With phone and internet technology, it's easy to look back at the recent years of our lives in great detail. The more distant past is harder. There may be fragments—a photo, a news clipping, a family story—but rarely is there enough to recapture what it really felt like in that other time.
Unless, like a young Jim Hubbard, you mailed a letter home every week or two, from the time you left your Michigan home for college in 1961 until you returned from the Vietnam War in late 1968, and your parents and wife saved them all, and your daughter chanced upon them in a bag half a century later.
The result is a treasure, an honest and often humorous time capsule of study and play at three Michigan colleges; of family, love, and marriage; and of the political and cultural touchstones that shaped the ‘60s—especially the Vietnam War during a year that changed everything for Captain Hubbard and his country. For military and social history buffs, for veterans and their families, and for readers of a certain age, Jim’s letters open a window to a bygone era.

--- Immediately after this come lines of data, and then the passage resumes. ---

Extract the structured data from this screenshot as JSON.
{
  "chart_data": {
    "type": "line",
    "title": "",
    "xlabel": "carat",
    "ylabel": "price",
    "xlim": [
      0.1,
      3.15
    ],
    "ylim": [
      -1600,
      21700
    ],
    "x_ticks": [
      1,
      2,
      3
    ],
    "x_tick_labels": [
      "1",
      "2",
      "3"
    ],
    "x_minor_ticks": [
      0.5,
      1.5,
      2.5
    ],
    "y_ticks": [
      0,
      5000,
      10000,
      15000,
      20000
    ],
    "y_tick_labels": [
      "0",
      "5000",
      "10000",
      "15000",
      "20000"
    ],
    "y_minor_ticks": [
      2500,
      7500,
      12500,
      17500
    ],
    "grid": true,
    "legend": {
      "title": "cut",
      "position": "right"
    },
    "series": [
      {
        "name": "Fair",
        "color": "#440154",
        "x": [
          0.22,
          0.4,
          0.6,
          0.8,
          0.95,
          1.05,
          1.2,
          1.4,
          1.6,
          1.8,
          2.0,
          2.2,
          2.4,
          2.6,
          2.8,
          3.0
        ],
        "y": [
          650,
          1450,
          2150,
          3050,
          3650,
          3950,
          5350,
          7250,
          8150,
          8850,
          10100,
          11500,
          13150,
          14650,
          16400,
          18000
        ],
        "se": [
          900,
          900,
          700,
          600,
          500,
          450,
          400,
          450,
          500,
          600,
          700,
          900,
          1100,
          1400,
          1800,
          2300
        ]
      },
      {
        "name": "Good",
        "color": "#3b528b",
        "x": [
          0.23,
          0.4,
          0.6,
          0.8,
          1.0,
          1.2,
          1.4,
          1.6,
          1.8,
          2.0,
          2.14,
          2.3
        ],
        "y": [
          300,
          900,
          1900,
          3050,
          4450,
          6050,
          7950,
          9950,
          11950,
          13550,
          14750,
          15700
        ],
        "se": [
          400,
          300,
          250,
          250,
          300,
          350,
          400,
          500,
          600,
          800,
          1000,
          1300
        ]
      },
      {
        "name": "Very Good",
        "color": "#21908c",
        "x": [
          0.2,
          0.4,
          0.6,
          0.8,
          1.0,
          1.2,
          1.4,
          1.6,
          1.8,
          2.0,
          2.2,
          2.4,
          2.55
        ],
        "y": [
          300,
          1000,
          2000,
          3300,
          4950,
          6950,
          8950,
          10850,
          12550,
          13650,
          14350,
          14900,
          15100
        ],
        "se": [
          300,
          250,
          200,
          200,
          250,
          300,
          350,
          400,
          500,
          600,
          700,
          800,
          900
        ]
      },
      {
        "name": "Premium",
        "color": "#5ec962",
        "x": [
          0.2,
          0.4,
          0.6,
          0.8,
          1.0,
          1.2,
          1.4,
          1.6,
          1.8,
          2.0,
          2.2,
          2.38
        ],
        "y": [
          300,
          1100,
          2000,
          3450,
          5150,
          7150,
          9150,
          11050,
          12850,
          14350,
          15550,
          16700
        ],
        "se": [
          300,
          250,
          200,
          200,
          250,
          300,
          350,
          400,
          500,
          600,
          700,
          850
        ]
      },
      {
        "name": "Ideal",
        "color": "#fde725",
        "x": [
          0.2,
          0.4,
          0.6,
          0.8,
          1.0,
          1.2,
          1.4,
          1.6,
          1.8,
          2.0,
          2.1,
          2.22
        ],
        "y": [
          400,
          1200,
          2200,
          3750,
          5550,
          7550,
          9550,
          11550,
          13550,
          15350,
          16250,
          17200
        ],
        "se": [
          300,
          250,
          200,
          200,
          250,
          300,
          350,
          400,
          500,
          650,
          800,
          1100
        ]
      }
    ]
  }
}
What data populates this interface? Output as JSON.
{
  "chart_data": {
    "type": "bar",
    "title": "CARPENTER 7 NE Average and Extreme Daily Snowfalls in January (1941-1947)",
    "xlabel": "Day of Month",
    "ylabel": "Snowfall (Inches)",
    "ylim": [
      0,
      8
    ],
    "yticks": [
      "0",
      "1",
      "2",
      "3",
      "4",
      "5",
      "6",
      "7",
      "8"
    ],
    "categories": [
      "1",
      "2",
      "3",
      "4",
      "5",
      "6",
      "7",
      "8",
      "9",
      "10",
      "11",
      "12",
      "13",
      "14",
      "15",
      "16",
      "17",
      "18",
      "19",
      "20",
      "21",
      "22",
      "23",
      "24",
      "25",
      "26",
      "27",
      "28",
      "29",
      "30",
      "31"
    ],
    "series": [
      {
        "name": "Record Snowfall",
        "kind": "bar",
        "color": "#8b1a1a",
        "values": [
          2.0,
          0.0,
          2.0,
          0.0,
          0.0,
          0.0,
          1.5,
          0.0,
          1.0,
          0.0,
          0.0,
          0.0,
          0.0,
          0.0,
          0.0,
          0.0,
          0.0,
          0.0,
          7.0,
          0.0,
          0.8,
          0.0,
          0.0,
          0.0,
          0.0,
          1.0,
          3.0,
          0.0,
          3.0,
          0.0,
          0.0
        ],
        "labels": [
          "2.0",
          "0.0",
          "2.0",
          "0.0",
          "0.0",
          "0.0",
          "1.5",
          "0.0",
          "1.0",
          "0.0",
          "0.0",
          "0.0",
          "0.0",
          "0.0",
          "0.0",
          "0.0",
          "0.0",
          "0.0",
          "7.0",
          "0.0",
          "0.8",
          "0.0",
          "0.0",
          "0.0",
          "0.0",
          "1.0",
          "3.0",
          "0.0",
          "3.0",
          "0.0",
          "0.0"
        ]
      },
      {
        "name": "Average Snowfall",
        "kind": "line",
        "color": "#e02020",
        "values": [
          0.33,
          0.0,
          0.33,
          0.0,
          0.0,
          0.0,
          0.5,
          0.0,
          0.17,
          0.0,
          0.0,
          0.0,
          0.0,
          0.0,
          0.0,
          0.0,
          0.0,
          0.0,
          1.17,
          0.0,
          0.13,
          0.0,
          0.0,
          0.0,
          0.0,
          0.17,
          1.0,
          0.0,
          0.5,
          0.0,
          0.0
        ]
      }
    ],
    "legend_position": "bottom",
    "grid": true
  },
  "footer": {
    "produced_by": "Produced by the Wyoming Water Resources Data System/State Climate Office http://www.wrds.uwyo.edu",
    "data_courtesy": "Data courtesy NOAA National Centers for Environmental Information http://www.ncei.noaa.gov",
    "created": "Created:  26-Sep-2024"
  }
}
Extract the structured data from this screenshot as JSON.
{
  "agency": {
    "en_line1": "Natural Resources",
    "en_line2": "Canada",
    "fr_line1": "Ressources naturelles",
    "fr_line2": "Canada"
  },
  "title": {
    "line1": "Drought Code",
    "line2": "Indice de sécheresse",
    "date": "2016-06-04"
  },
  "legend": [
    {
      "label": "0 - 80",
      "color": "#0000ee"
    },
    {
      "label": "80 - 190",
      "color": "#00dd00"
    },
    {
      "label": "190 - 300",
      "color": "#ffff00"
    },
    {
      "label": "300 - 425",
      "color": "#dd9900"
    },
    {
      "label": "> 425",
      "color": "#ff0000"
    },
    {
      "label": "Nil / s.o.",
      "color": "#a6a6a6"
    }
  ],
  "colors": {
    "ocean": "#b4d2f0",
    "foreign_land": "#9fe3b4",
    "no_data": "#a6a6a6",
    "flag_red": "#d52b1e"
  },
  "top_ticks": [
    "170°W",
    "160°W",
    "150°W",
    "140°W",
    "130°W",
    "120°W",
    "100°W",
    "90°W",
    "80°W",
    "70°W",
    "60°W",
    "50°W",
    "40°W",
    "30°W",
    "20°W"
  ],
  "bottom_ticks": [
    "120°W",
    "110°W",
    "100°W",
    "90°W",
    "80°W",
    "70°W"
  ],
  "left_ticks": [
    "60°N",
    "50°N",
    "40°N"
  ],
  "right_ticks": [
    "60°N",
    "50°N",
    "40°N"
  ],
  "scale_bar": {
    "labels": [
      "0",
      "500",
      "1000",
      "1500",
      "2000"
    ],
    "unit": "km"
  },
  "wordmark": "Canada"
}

James Hubbard, Jr. and Deborah Nylec have given us an up-close and personal look at the life of Hubbard in their book, From Michigan to Mekong. The style is somewhat unique in that the vast majority of the book is a collection of letters from James, or Jim Jr. as he referred to himself back then, to his parents and later to his wife. The letters run from the time he was away for college to shortly afterwards when he was away in Vietnam. The college letters portray a young man struggling to get through college but determined to do so. The ones from Vietnam give us insight into his loneliness, his sense of humor, and a definite desire to shield the extent of danger he faced from those back home in the U.S.
The book did make me interested in Hubbard's life, and I would have loved more backstory detailing his actions, which resulted in his receiving a Silver Star, and his observations regarding the Tet Offensive. His not going into detail in his letters is, of course, understandable. This book is an easy read and could be a cherished heirloom for generations to come.